/hgp

Implementation of the HGP model from "Learning Energy Conserving Dynamics Efficiently with Hamiltonian Gaussian Processes"

Primary LanguageJupyter NotebookMIT LicenseMIT

Hamiltonian GPs

Diagram of the HGP

Implements Hamiltonian Gaussian processes, from the paper "Learning Energy Conserving Dynamics Efficiently with Hamiltonian Gaussian Processes" by Magnus Ross and Markus Heinonen, to appear in TMLR (March 2023). You can find a preprint here, and some animations showing model predictions here. This implementation was based on code developed by Pashupati Hedge, for the GP-ODE model.

Installation

First create a new conda environment and activate it (this is optional).

conda create --name hgp_env python=3.9
conda activate hgp_env

Then clone this repo.

git clone https://github.com/magnusross/hgp.git 
cd hgp

Then install the requirements and package.

pip install -r requirements.txt
pip install -e .

Notebook

After installation, it is recommended to have a look at the demo notebook (hgp_demo.ipynb), which shows the model in action.

The notebook shows how the model can be applied to some data and the predictions visualized.

Running experiments

The experiments in the paper can be found in the experiments directory, There are 3 experiment types implemented:

  1. intial_pendulum: Runs a simple comparison of the HGP vs GPODE prior for the simple pendulum system, and generates figure 4 from the paper.
  2. forward_trajectory: Fits a model on a system for the problem of trajectory forecasting, described as task 1 in the paper.
  3. multiple_trajectory: Fits a model on a system for the problem of initial condition extrapolation, described as task 2 in the paper.

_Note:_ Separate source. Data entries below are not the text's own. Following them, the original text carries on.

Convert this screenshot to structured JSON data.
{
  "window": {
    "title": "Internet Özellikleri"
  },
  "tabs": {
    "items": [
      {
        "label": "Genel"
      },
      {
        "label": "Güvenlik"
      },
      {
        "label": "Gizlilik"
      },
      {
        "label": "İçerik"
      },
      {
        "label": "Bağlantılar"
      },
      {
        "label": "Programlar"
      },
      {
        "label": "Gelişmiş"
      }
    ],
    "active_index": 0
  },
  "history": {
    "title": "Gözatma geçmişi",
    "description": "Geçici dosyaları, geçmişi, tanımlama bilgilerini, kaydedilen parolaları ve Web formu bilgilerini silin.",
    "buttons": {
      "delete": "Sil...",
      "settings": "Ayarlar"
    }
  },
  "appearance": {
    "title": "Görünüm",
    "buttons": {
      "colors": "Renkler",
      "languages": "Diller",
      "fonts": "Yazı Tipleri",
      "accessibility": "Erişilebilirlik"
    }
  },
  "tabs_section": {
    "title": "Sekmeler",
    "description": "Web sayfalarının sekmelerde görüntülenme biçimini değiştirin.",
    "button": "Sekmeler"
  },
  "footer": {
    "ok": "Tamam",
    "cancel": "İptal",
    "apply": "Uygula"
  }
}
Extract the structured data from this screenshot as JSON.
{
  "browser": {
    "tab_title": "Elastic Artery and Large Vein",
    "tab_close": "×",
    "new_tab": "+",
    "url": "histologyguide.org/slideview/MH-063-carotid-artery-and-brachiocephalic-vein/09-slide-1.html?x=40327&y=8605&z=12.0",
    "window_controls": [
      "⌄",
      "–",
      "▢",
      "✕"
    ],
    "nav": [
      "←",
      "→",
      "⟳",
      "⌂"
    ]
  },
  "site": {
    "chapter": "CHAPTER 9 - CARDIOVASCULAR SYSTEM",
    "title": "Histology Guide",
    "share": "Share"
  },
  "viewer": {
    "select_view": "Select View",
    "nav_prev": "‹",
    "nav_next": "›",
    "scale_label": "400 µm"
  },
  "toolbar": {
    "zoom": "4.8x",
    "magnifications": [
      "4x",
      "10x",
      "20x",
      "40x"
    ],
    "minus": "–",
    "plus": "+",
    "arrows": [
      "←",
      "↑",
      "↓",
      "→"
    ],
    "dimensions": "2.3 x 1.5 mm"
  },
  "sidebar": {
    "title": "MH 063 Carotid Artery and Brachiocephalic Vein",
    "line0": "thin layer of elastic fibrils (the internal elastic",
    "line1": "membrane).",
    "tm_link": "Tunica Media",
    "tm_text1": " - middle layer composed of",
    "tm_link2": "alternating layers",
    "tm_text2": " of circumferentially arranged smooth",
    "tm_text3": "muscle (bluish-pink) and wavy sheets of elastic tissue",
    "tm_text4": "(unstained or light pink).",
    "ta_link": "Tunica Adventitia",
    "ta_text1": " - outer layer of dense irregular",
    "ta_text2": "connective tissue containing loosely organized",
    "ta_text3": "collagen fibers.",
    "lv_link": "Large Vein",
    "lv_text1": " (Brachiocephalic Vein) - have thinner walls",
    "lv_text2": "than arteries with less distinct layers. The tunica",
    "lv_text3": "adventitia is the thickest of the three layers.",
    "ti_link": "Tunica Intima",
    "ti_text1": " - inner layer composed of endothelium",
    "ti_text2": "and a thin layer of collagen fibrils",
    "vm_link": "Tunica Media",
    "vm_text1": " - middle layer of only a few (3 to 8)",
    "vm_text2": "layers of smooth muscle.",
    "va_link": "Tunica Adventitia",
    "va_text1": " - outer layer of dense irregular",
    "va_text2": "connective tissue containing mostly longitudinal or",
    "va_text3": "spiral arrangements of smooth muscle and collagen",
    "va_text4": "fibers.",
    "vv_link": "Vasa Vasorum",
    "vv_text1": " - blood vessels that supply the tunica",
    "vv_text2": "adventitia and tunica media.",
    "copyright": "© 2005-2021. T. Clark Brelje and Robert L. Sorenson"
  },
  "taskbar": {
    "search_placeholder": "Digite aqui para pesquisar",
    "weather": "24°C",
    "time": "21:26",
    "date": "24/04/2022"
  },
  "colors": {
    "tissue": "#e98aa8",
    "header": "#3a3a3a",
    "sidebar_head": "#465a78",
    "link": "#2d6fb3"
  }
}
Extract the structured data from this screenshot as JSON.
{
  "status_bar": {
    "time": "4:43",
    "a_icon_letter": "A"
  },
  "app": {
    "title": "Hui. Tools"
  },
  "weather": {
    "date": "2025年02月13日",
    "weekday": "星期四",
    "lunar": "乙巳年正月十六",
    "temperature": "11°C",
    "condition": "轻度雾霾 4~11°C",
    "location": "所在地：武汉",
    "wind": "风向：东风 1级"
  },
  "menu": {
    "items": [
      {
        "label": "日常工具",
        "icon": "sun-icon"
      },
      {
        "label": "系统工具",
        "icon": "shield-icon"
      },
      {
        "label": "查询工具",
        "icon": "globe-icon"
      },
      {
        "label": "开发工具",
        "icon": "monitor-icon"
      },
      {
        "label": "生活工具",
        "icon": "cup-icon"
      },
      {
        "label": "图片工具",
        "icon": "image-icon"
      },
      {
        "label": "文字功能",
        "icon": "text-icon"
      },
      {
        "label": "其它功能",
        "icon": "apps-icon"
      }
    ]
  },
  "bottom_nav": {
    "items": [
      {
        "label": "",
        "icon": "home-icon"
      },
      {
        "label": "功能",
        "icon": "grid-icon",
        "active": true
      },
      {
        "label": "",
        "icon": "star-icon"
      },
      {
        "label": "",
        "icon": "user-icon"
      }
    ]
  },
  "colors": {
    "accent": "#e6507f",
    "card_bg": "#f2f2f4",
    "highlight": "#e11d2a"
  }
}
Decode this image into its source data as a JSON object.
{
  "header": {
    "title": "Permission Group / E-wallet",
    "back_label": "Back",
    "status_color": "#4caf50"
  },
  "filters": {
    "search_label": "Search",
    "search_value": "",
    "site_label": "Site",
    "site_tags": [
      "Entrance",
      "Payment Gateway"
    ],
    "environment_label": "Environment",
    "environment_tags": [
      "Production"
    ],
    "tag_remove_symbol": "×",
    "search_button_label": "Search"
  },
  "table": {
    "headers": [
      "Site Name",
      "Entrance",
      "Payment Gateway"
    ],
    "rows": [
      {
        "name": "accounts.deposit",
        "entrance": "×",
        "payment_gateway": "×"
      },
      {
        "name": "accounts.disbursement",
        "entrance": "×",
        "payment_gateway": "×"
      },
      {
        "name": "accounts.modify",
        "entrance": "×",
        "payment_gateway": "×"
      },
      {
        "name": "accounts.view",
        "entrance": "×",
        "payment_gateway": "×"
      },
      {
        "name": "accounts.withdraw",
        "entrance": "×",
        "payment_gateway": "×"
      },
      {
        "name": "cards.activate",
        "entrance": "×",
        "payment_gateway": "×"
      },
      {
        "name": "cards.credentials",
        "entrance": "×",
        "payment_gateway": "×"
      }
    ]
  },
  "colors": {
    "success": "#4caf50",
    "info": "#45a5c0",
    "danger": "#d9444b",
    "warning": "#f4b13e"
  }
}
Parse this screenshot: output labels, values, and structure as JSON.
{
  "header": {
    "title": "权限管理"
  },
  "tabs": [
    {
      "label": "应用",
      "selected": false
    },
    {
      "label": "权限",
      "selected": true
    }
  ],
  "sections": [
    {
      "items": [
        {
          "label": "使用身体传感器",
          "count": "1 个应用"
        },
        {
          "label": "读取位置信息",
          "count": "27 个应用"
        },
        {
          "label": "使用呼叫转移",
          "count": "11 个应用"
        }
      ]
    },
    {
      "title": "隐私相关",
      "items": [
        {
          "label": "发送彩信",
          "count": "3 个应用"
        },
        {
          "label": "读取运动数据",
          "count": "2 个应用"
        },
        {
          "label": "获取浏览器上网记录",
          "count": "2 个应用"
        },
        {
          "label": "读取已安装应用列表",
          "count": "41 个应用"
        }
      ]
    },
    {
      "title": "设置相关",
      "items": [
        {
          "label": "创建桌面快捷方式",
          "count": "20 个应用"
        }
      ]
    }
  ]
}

The results of each experiment are saved in outputs/EXPERIMENT_NAME/YYYY-MM-DD/HH-MM-SS. We use the Hydra framework to organize experiments.

Run an experiment using:

python experiments/EXPERIMENT_NAME/experiment.py       

The experiments are set up to run using the configurations discussed in the paper. The configuration files, which exhaustively specify the parameters for each model, can be found in experiments/EXPERIMENT_NAME/conf. For both the forward_trajectory, and multiple_trajectory experiments, it is possible run using different models and on different systems. To do this run

python experiments/EXPERIMENT_NAME/experiment.py model=MODEL_NAME system=SYSTEM_NAME   

The possible model names and their corresponding descriptions are below:

Name Description
hgp_cons_shooting HGP with energy conserving shooting.
hgp_shooting HGP with normal shooting.
hgp_standard HGP with no shooting.
hgp_subseq HGP with batched training on subsequences.
gpode_shooting GPODE with normal shooting.
hnn Hamiltonian neural network.
node Neural ODE.

The possible system names are simplependulum, springpendulum and henonheiles, and are as described in the paper. If no system name or model name is specified, then the defaults are hgp_cons_shooting and henonheiles.

Running the experiments will generate a single result with a single random seed. It is possible to sweep over different seeds, and over models and systems. For example

python experiments/forward_trajectory/experiment.py -m model=hgp_cons_shooting,hnn system.seed="range(1,11)" system=springpendulum,henonheiles

would run 10 repeats for the forward trajectory experiment using the hgp_cons_shooting and hnn models on both the springpendulum and henonheiles systems, so a total of 10 x 2 x 2 = 40 experiments. For more information on these sweeps, see the Hydra docs.

It is also possible to override the standard configs, for example:

python experiments/forward_trajectory/experiment.py model=hgp_cons_shooting system=henonheiles num_iter=1000 model.num_inducing=32

For explanation of the possible parameters, consult hgp_demo.ipynb or the doc strings in the code.